Anayasa Mahkemesi’nin kapatma kararına karşı Avrupa İnsan Hakları Mahkemesi’nde (AİHM) açılan dava da Refah Partisi’nin aleyhine sonuçlanmıştı. 13.02.2003 tarihli kararında AİHM, inanç temelli çok hukuklu sistem önerisinin Avrupa İnsan Hakları Sözleşmesi’ne aykırı olduğunu kaydetti.
Toplumun ayrışması
Düzenlemenin sosyal hayata etkisi de meselenin diğer bir önemli kısmını oluşturuyor. Yurttaşlar, ‘dini nikah töreniyle evlenenler’ ve ‘resmi nikah töreniyle evlenenler’ olarak ayrışacaktır. Özellikle yaşanılan bölgedeki insan topluluğunun tercihlerinin iki nikâh biçiminden birine yoğunlaşması, diğer tip nikâhla evlenmek isteyen yurttaşların üzerinde ‘mahalle baskısı’ yaratacaktır. Kendilerini baskı altında hisseden yurttaşlar çevrelerinin ‘tercihine’ göre hareket etmek durumunda kalacaktır.
Muhalefetin tepkisi
Meclis’teki muhalefet partilerinden CHP ve HDP, söz konusu düzenlemeye şiddetle tepki gösteriyor. Partiler, henüz komisyon görüşmeleri dahi başlamayan tasarının derhal geri çekilmesini istiyor. Kadın örgütleri de düzenlemeye karşı kitlesel eylemlere hazırlanıyor.

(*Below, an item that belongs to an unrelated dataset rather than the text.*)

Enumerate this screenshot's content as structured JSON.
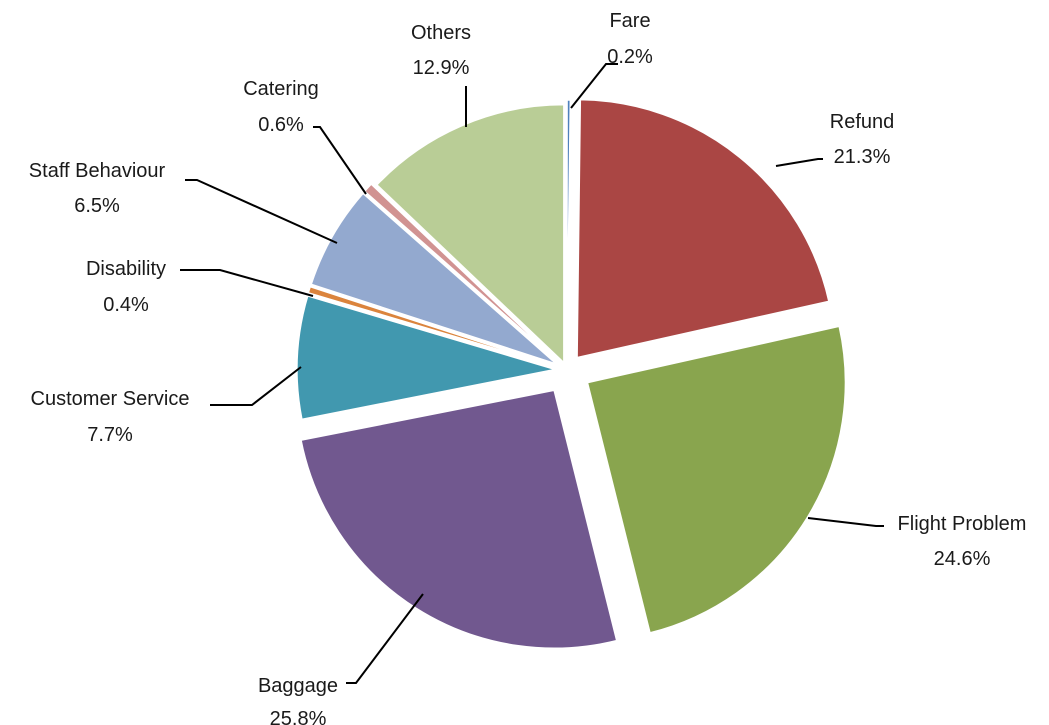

Tasarı bu haliyle yasalaşırsa CHP’nin içtihat niteliği taşıyan yukarıdaki kararı dayanaklardan biri yaparak Anayasa Mahkemesi’ne iptal davası açması olası gelişmelerden biri olacaktır. Ancak 2015 yılında resmi nikâhtan önce dini nikâh kıyılması yasağını ortadan kaldıran, hali hazırda ise AKP’nin siyasi hedefleri aleyhine karar veremeyen Anayasa Mahkemesi’nin olası başvuru sonucunda nasıl bir karar vereceğine dair soru işaretinin olması kaçınılmaz.